All Your Tomorrows Today is a Ken Hollings/​BBC doc­u­men­tary about the early days of RAND Corporation. Assembled by Curtis LeMay’s post-​​war Airf Force and highly influ­en­tial to US cold war polit­ical strategy, the RAND people were early sys­tems thinkers, and their sys­tems were com­prised largely of nations and nuclear weapons. They desired ratio­nality on topics that don’t lend them­selves to ratio­nality. And per­haps shouldn’t, but don’t sug­gest that to the main char­ac­ters in this story.

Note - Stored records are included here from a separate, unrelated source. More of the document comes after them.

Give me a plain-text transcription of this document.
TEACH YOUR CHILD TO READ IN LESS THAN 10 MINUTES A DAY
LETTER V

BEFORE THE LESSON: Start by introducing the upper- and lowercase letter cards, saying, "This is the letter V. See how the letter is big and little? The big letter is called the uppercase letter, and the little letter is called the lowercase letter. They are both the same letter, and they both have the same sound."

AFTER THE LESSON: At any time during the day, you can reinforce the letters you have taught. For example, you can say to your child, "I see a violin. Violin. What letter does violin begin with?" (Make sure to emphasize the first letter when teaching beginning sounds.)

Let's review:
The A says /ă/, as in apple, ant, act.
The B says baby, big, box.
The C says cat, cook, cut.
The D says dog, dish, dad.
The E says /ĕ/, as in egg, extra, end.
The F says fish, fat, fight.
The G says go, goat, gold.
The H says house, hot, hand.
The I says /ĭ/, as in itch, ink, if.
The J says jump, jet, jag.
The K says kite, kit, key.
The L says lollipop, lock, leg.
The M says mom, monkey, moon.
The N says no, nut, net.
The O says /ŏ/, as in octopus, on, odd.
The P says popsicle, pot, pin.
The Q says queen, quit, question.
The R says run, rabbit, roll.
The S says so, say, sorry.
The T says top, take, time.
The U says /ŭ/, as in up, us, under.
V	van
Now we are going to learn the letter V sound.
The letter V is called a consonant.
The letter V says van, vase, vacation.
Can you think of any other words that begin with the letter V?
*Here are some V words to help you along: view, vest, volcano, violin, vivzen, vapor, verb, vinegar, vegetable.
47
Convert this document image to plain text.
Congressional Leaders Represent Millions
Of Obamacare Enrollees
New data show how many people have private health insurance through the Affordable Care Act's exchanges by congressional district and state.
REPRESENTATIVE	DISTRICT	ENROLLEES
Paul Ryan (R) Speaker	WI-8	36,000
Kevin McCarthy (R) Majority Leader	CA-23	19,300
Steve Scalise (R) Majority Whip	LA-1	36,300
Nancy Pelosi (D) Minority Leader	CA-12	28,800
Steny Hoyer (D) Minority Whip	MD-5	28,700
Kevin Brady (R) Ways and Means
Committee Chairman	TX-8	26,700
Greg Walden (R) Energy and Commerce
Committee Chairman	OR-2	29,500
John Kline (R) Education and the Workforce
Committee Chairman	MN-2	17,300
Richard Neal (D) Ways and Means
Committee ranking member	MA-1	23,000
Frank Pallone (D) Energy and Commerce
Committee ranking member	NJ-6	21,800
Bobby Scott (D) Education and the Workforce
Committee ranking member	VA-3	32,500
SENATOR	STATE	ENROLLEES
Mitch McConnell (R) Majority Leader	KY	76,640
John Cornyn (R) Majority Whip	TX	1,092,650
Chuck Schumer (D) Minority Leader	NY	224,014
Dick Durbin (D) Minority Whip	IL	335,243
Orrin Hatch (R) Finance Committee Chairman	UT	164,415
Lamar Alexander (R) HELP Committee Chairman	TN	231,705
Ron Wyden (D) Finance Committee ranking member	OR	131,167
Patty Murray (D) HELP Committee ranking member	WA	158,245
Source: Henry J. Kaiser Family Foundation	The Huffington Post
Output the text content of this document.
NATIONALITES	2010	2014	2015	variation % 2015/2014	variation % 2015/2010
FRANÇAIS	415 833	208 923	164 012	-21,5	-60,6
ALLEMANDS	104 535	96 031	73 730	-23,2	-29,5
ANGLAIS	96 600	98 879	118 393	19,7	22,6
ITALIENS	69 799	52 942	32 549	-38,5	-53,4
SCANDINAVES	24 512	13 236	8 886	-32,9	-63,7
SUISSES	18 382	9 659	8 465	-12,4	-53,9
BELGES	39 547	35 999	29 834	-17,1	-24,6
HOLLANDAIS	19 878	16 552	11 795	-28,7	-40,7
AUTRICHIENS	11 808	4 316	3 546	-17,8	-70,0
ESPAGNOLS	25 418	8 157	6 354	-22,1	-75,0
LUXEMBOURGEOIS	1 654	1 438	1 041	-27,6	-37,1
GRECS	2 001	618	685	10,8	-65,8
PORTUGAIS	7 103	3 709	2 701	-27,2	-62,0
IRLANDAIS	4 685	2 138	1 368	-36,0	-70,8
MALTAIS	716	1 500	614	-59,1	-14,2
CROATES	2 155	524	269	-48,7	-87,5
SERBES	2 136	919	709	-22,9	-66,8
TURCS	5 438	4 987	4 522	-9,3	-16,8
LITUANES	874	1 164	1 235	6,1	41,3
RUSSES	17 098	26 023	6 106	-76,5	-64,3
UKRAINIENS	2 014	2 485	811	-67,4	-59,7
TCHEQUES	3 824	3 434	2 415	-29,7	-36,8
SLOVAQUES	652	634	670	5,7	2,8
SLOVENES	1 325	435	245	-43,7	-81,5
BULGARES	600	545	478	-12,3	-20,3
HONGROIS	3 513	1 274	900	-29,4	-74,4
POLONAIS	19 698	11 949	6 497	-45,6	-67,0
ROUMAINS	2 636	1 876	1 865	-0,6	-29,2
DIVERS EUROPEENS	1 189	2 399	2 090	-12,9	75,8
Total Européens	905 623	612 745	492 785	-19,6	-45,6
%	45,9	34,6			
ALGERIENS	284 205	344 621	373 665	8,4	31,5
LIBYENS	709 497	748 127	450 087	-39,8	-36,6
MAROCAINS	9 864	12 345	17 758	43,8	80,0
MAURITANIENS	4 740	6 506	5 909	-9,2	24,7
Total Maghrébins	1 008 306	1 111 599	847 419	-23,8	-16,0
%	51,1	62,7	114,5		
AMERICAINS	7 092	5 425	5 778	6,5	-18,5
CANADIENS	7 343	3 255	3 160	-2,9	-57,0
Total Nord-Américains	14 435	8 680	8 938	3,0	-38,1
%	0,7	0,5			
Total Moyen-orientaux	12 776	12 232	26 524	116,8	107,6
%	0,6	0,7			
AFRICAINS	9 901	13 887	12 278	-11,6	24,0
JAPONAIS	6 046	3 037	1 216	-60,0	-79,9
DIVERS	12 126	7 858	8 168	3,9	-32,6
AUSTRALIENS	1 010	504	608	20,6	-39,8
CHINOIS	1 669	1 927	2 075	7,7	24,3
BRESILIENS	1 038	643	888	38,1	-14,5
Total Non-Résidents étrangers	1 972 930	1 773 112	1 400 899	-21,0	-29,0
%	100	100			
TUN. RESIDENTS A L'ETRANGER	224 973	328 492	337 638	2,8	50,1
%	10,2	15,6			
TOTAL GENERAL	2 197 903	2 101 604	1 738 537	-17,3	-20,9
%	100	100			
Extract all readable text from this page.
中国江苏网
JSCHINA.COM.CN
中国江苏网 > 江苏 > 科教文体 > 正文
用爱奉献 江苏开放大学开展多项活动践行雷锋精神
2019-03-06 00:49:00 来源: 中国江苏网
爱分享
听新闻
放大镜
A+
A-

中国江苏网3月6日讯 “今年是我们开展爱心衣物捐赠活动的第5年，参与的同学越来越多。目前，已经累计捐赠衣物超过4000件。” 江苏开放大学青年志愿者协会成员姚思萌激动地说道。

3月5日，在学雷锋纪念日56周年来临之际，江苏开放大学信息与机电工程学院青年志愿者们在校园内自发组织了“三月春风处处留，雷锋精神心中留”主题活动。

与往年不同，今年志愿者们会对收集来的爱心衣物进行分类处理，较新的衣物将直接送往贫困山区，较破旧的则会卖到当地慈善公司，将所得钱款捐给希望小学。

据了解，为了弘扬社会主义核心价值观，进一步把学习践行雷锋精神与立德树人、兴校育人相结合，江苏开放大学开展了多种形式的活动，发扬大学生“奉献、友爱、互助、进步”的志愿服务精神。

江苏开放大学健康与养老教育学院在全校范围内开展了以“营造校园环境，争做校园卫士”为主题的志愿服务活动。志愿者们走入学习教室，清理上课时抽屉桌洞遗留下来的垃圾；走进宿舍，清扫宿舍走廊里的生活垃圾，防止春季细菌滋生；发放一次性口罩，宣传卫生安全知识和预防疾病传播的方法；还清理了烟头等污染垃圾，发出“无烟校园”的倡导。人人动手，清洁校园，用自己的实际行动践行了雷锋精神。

I par­tic­u­larly like one critic’s sug­ges­tion that RAND gen­er­ated a “rumor of war”, which is his term for a set of dis­jointed facts which give the illu­sion of rep­re­senting the whole truth. These people are what Dean Bavington would decry as ‘epis­ti­mo­log­ical’ com­plexity thinkers. They are willing to see the world as com­plex, but only as an inter­me­diary step to under­standing it deter­min­is­ti­cally. And just think, they had the ear of the people who had their finger on the button.

And yes, there is cov­erage of the inven­tion of the internet. I knew the stan­dard story about it being a com­mu­ni­ca­tion system meant to with­stand a nuclear strike, but I didn’t realize just how lit­er­ally and directly that was true. Although set in the Santa Monica sun, the whole story is frankly spooky.